LE PROPOSTE IN SINTESI. NOI VOGLIAMO:
· ottenere le migliori condizioni per lo sviluppo delle nostre imprese: fisco, credito, energia, lavoro, semplificazione della burocrazia;
· collaborare con i governi locali, regionali, nazionali ed europei per la ripresa dell’economia, lo sviluppo dell’occupazione, la rigenerazione delle città, il rilancio del turismo, l’innovazione;
· uno Stato moderno, democratico, inclusivo, snello, efficace, efficiente, che investe nello sviluppo e nella formazione;
· essere in Europa e nel mondo con la nostra intelligenza, creatività, passione;
· valorizzare nei giovani spirito imprenditoriale, competenze, idee, creatività;
· rafforzare la connessione tra imprese e cittadini ripensando un nuovo modello di welfare;
· essere il futuro dell’Italia che lavora, produce, innova, investe, crea ricchezza e bellezza
IL MANIFESTO DELLE IMPRESE
· Siamo gli imprenditori dell’artigianato, dell’industria, del commercio e del turismo; siamo i lavoratori autonomi e i professionisti;
· Siamo gli imprenditori che operano sul mercato concorrenziale, senza privilegi, sussidi, protezioni;
· Siamo gli imprenditori che rischiano, investono e lavorano nelle proprie imprese, animati da una profonda etica del lavoro;
· Siamo gli imprenditori che sostengono la legalità, la professionalità e la competenza. Disponibili e corretti nei rapporti con clienti e fornitori;
· Siamo gli imprenditori del territorio che animano e rendono attrattive le città e consentono di godere delle bellezze artistiche e paesaggistiche dell’Italia;
· Siamo gli imprenditori che conoscono il valore del territorio e rispettano l’ambiente;
· Siamo gli imprenditori dell’economia reale che creano valore attraverso la qualità e la bellezza dei loro prodotti e fanno grande il Made in Italy nel mondo;
· Siamo gli imprenditori che creano occupazione, integrano i lavoratori stranieri, trasmettono arti e mestieri e valorizzano le capacità e l’impegno dei propri collaboratori;
· Siamo gli imprenditori che sostengono l’economia e lo sviluppo del Paese, adattandosi con flessibilità ai cicli economici, attraverso l’innovazione tecnologica;
· Siamo gli imprenditori che si riconoscono in CNA, una grande rete di imprese italiane.

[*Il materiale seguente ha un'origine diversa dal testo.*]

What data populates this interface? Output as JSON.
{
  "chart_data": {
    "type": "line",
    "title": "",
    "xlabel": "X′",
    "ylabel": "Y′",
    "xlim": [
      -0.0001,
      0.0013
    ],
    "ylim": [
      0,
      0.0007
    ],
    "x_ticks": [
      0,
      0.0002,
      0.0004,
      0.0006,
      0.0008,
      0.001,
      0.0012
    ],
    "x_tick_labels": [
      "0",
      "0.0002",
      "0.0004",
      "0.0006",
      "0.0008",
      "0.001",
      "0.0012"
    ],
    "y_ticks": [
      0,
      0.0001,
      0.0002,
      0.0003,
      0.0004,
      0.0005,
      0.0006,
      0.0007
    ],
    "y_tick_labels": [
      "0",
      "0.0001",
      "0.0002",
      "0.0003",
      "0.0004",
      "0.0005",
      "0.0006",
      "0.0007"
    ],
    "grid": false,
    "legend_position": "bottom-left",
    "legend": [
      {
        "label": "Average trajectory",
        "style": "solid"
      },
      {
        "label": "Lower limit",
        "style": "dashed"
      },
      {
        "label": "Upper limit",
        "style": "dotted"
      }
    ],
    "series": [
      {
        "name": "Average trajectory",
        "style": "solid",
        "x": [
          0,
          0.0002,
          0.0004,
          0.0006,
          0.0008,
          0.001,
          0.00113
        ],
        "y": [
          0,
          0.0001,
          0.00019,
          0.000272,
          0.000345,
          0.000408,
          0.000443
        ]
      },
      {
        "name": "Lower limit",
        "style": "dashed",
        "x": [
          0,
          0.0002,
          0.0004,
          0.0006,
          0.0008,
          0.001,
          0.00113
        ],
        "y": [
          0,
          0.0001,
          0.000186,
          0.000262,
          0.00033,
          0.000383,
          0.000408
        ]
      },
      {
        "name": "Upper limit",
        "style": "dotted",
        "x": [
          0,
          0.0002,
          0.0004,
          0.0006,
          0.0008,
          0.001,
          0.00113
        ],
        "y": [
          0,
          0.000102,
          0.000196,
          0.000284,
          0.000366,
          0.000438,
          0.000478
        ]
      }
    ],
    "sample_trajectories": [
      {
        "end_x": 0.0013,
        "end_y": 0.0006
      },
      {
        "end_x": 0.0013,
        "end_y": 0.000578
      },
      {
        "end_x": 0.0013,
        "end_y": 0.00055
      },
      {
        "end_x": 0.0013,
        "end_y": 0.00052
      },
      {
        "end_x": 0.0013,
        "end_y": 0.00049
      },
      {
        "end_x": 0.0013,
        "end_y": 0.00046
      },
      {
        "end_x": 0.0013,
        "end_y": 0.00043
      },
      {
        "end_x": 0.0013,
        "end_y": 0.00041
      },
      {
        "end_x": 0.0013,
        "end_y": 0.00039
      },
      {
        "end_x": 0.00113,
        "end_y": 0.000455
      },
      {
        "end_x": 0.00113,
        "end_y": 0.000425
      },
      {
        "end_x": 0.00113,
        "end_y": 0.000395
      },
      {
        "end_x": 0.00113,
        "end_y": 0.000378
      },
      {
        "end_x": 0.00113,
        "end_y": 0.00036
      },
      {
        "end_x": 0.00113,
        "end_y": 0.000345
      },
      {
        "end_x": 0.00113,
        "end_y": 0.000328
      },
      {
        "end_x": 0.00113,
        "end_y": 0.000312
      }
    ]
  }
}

LE CONCLUSIONI DEL PRESIDENTE DI CNA PISA
C’è davvero tanta carne al fuoco, roba da far tremare i polsi, ma ogni viaggio inizia sempre con il primo passo e saremo vincenti se questo primo passo lo faremo insieme, all’unisono. Per parte mia garantisco la massima trasparenza e disponibilità al confronto aperto e continuo con ciascuno di voi, renderò periodicamente il conto di quello che facciamo. Buon lavoro a tutti noi.